Show that the general solution of Hermite's equation of order $\alpha$:
$${y}''-2x{y}'+2\alpha y=0$$
$$is$$
$$y(x)=c_{0}y_{1}(x)+c_{1}y_{2}(x)$$
where $y_{1}(x)$ and $y_{2}(x)$ are power series solutions centered at the ordinary point 0.
Find the two power series.
I am stuck at this question. I don't really know what to do.
Assume that $y(x)=\sum_{n=0}^{\infty}{a_nx^n}$. Substituting this into the equation, we find $$\sum_{n=0}^{\infty}n(n-1)a_nx^{n-2}-2\sum_{n=0}^{\infty}na_nx^{n}+2\alpha\sum_{n=0}^{\infty}a_nx^{n}=0$$ or, equivalently, $$\sum_{n=0}^{\infty}(n+2)(n+1)a_{n+2}x^{n}-2\sum_{n=0}^{\infty}na_nx^{n}+2\alpha\sum_{n=0}^{\infty}a_nx^{n}=0.$$ This means that whenever $$a_{n+2}=\frac{2(n-\alpha)}{(n+2)(n+1)}a_n,\tag{1}$$ the series will solve the differential equation. Obviously, $a_0$ and $a_1$ fix the rest of the series. In particular, we can set $a_1=0$ - then the series will contain only even powers of $x$. Similarly, for $a_0=0$ it will contain only odd powers of $x$. The general solution is an arbitrary linear combination of this odd and even part, so you can interpret $a_0$ and $a_1$ as two arbitrary integration constants.
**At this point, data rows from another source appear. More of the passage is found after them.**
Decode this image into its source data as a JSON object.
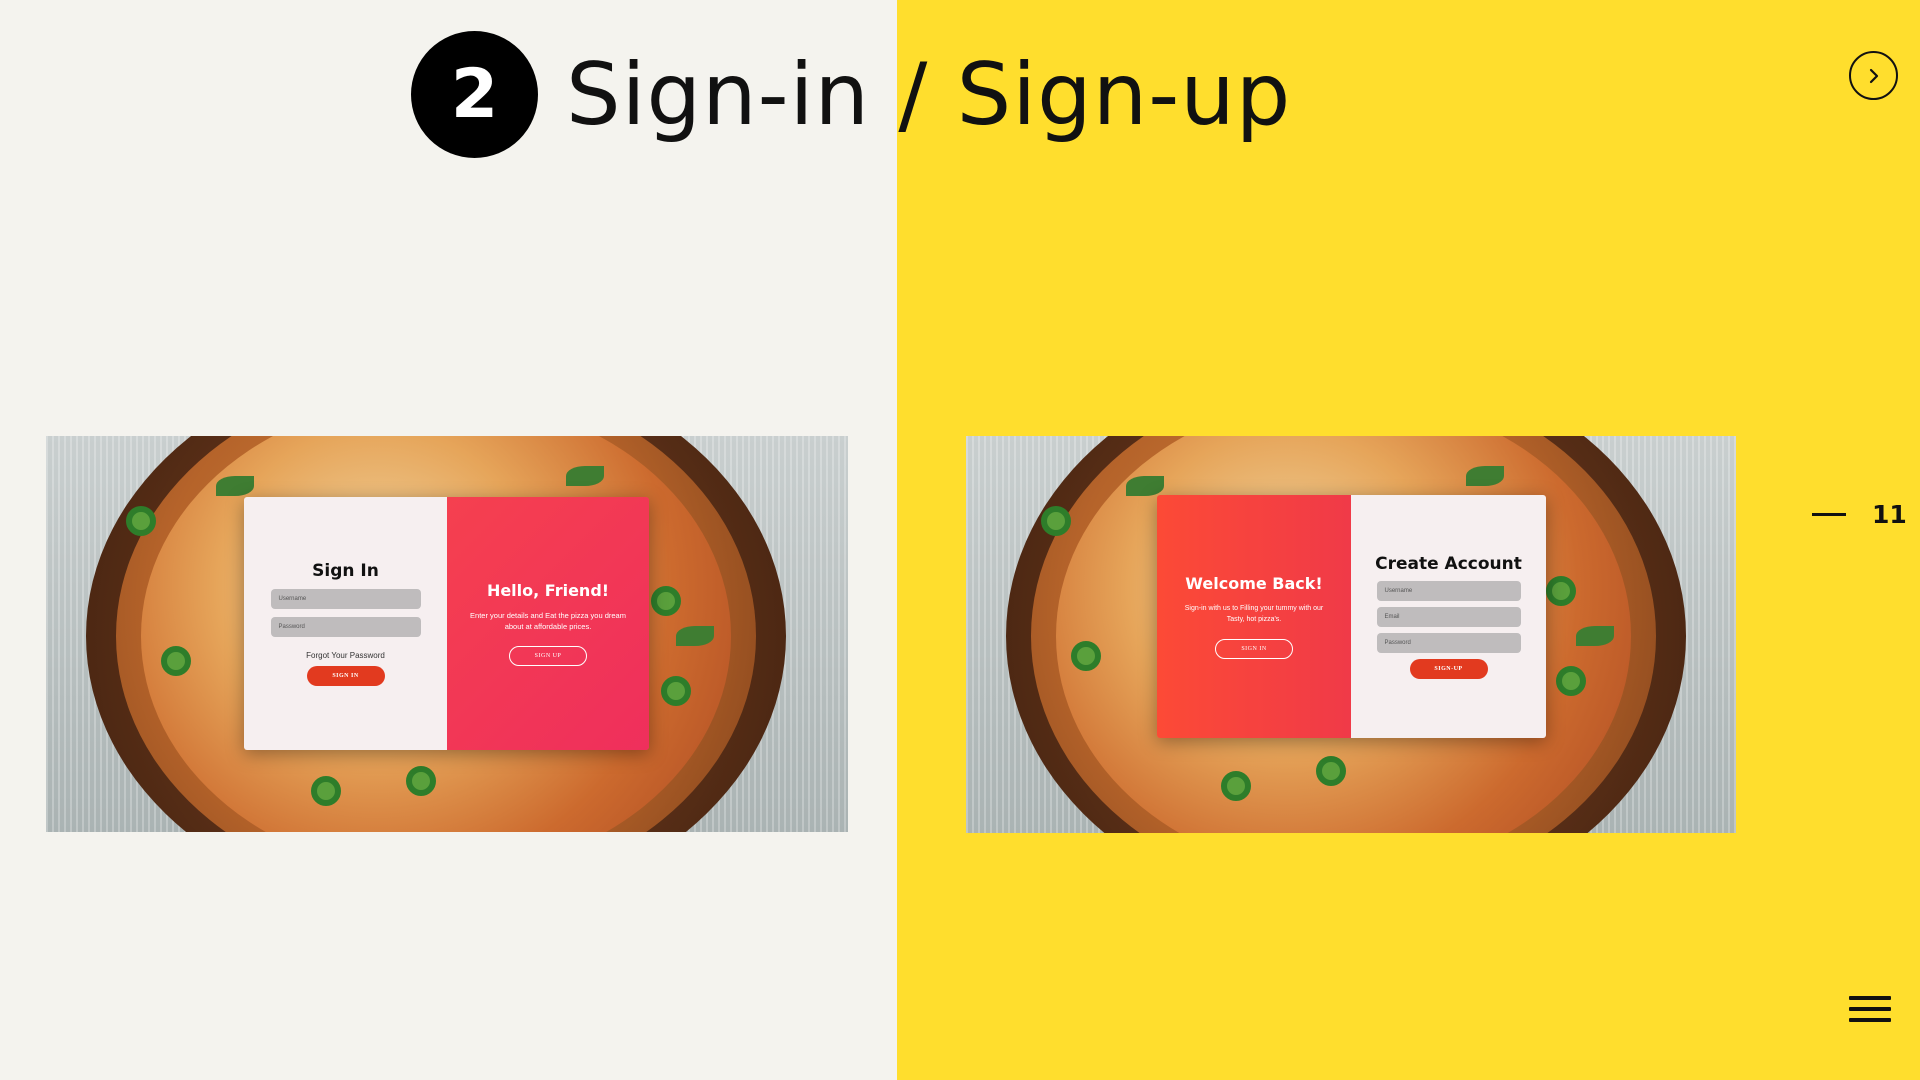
{
  "header": {
    "step_number": "2",
    "title": "Sign-in / Sign-up"
  },
  "navigation": {
    "next_icon": "chevron-right-icon",
    "page_number": "11",
    "menu_icon": "hamburger-menu-icon"
  },
  "colors": {
    "left_background": "#f4f3ee",
    "right_background": "#ffde2d",
    "accent_red": "#e23a1f",
    "gradient_start": "#f5404f",
    "gradient_end": "#ef2f5c"
  },
  "signin_screenshot": {
    "form_title": "Sign In",
    "username_placeholder": "Username",
    "password_placeholder": "Password",
    "forgot_password": "Forgot Your Password",
    "signin_button": "SIGN IN",
    "panel_title": "Hello, Friend!",
    "panel_text": "Enter your details and Eat the pizza you dream about at affordable prices.",
    "signup_button": "SIGN UP"
  },
  "signup_screenshot": {
    "panel_title": "Welcome Back!",
    "panel_text": "Sign-in with us to Filling your tummy with our Tasty, hot pizza's.",
    "signin_button": "SIGN IN",
    "form_title": "Create Account",
    "username_placeholder": "Username",
    "email_placeholder": "Email",
    "password_placeholder": "Password",
    "signup_button": "SIGN-UP"
  }
}
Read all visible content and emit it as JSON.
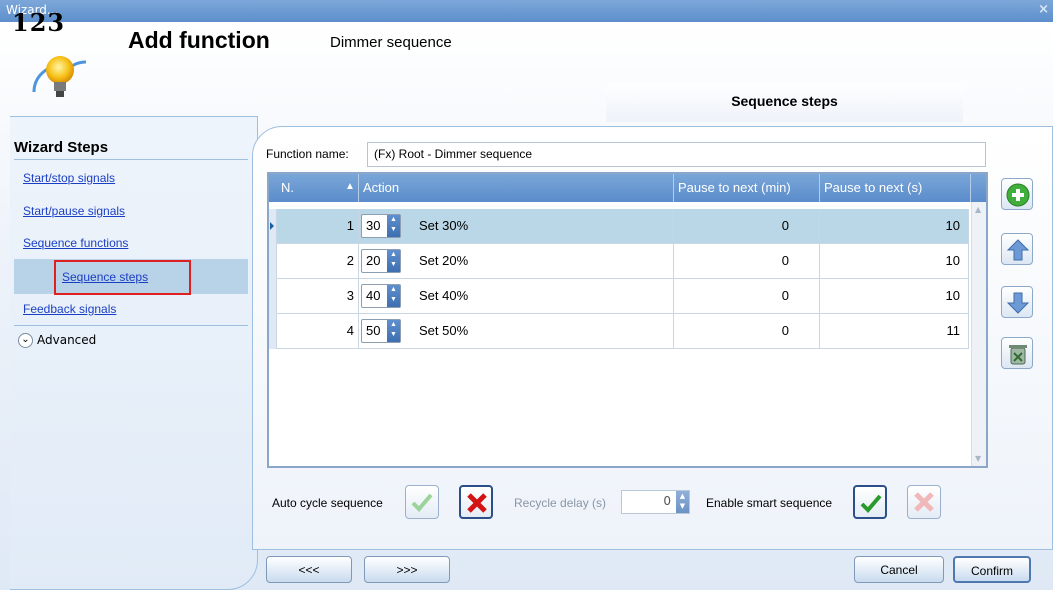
{
  "window": {
    "title": "Wizard...",
    "close_glyph": "×"
  },
  "header": {
    "logo_numbers": "123",
    "title": "Add function",
    "subtitle": "Dimmer sequence"
  },
  "tab": {
    "label": "Sequence steps"
  },
  "wizard_steps": {
    "heading": "Wizard Steps",
    "items": [
      {
        "label": "Start/stop signals"
      },
      {
        "label": "Start/pause signals"
      },
      {
        "label": "Sequence functions"
      },
      {
        "label": "Sequence steps",
        "selected": true
      },
      {
        "label": "Feedback signals"
      }
    ],
    "advanced_label": "Advanced"
  },
  "function": {
    "name_label": "Function name:",
    "name_value": "(Fx) Root - Dimmer sequence"
  },
  "grid": {
    "columns": [
      "N.",
      "Action",
      "Pause to next (min)",
      "Pause to next (s)"
    ],
    "rows": [
      {
        "n": "1",
        "level": "30",
        "action": "Set 30%",
        "pause_min": "0",
        "pause_s": "10"
      },
      {
        "n": "2",
        "level": "20",
        "action": "Set 20%",
        "pause_min": "0",
        "pause_s": "10"
      },
      {
        "n": "3",
        "level": "40",
        "action": "Set 40%",
        "pause_min": "0",
        "pause_s": "10"
      },
      {
        "n": "4",
        "level": "50",
        "action": "Set 50%",
        "pause_min": "0",
        "pause_s": "11"
      }
    ]
  },
  "side_buttons": [
    "add-icon",
    "move-up-icon",
    "move-down-icon",
    "delete-icon"
  ],
  "options": {
    "auto_cycle_label": "Auto cycle sequence",
    "recycle_delay_label": "Recycle delay (s)",
    "recycle_delay_value": "0",
    "smart_sequence_label": "Enable smart sequence"
  },
  "footer": {
    "prev": "<<<",
    "next": ">>>",
    "cancel": "Cancel",
    "confirm": "Confirm"
  },
  "colors": {
    "header_blue": "#5b8ccb",
    "link": "#1b3fc4",
    "selected_row": "#b9d7e6",
    "highlight_box": "#e02020"
  }
}
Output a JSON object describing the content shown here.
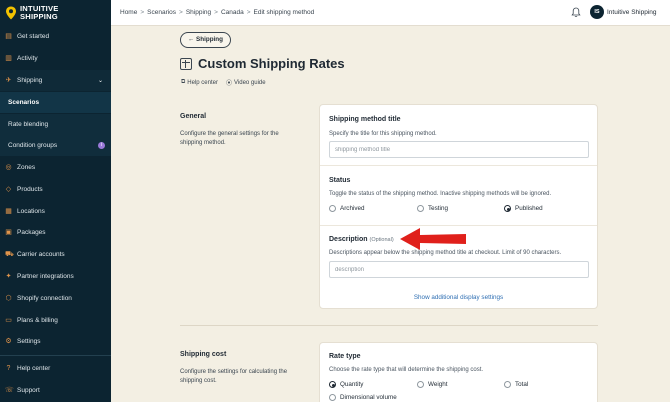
{
  "brand": {
    "line1": "INTUITIVE",
    "line2": "SHIPPING"
  },
  "sidebar": {
    "items": [
      {
        "label": "Get started",
        "icon": "clipboard-icon"
      },
      {
        "label": "Activity",
        "icon": "activity-icon"
      },
      {
        "label": "Shipping",
        "icon": "shipping-icon"
      },
      {
        "label": "Scenarios"
      },
      {
        "label": "Rate blending"
      },
      {
        "label": "Condition groups",
        "badge": "i"
      },
      {
        "label": "Zones",
        "icon": "globe-icon"
      },
      {
        "label": "Products",
        "icon": "tag-icon"
      },
      {
        "label": "Locations",
        "icon": "building-icon"
      },
      {
        "label": "Packages",
        "icon": "box-icon"
      },
      {
        "label": "Carrier accounts",
        "icon": "truck-icon"
      },
      {
        "label": "Partner integrations",
        "icon": "integration-icon"
      },
      {
        "label": "Shopify connection",
        "icon": "shopify-icon"
      },
      {
        "label": "Plans & billing",
        "icon": "card-icon"
      },
      {
        "label": "Settings",
        "icon": "gear-icon"
      },
      {
        "label": "Help center",
        "icon": "help-icon"
      },
      {
        "label": "Support",
        "icon": "support-icon"
      }
    ]
  },
  "breadcrumb": [
    "Home",
    "Scenarios",
    "Shipping",
    "Canada",
    "Edit shipping method"
  ],
  "user": {
    "initials": "IS",
    "name": "Intuitive Shipping"
  },
  "back_button": "Shipping",
  "page_title": "Custom Shipping Rates",
  "help_links": {
    "help_center": "Help center",
    "video_guide": "Video guide"
  },
  "general": {
    "title": "General",
    "description": "Configure the general settings for the shipping method.",
    "method_title": {
      "label": "Shipping method title",
      "description": "Specify the title for this shipping method.",
      "placeholder": "shipping method title"
    },
    "status": {
      "label": "Status",
      "description": "Toggle the status of the shipping method. Inactive shipping methods will be ignored.",
      "options": [
        "Archived",
        "Testing",
        "Published"
      ],
      "selected": "Published"
    },
    "description_field": {
      "label": "Description",
      "optional": "(Optional)",
      "description": "Descriptions appear below the shipping method title at checkout. Limit of 90 characters.",
      "placeholder": "description"
    },
    "show_more": "Show additional display settings"
  },
  "shipping_cost": {
    "title": "Shipping cost",
    "description": "Configure the settings for calculating the shipping cost.",
    "rate_type": {
      "label": "Rate type",
      "description": "Choose the rate type that will determine the shipping cost.",
      "options": [
        "Quantity",
        "Weight",
        "Total",
        "Dimensional volume"
      ],
      "selected": "Quantity"
    }
  },
  "colors": {
    "sidebar": "#0c2431",
    "accent_orange": "#e2954b",
    "arrow_red": "#e0201b",
    "link_blue": "#2f6fb3"
  }
}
Added: You can also explicitly solve the recursion (1): for example, $$a_{2k}=\frac{\Gamma(\frac12)\Gamma(k-\frac{\alpha}{2})}{k!\Gamma(-\frac{\alpha}{2})\Gamma(k+\frac12)}a_0.$$ [Exercise: show this - for example, by induction]. Hence the series $$\sum_{k=0}^{\infty}\frac{\Gamma(\frac12)\Gamma(k-\frac{\alpha}{2})}{k!\Gamma(-\frac{\alpha}{2})\Gamma(k+\frac12)}x^{2k}$$ gives one solution of your differential equation. One can similarly determine the coefficients with odd indices and write the second solution.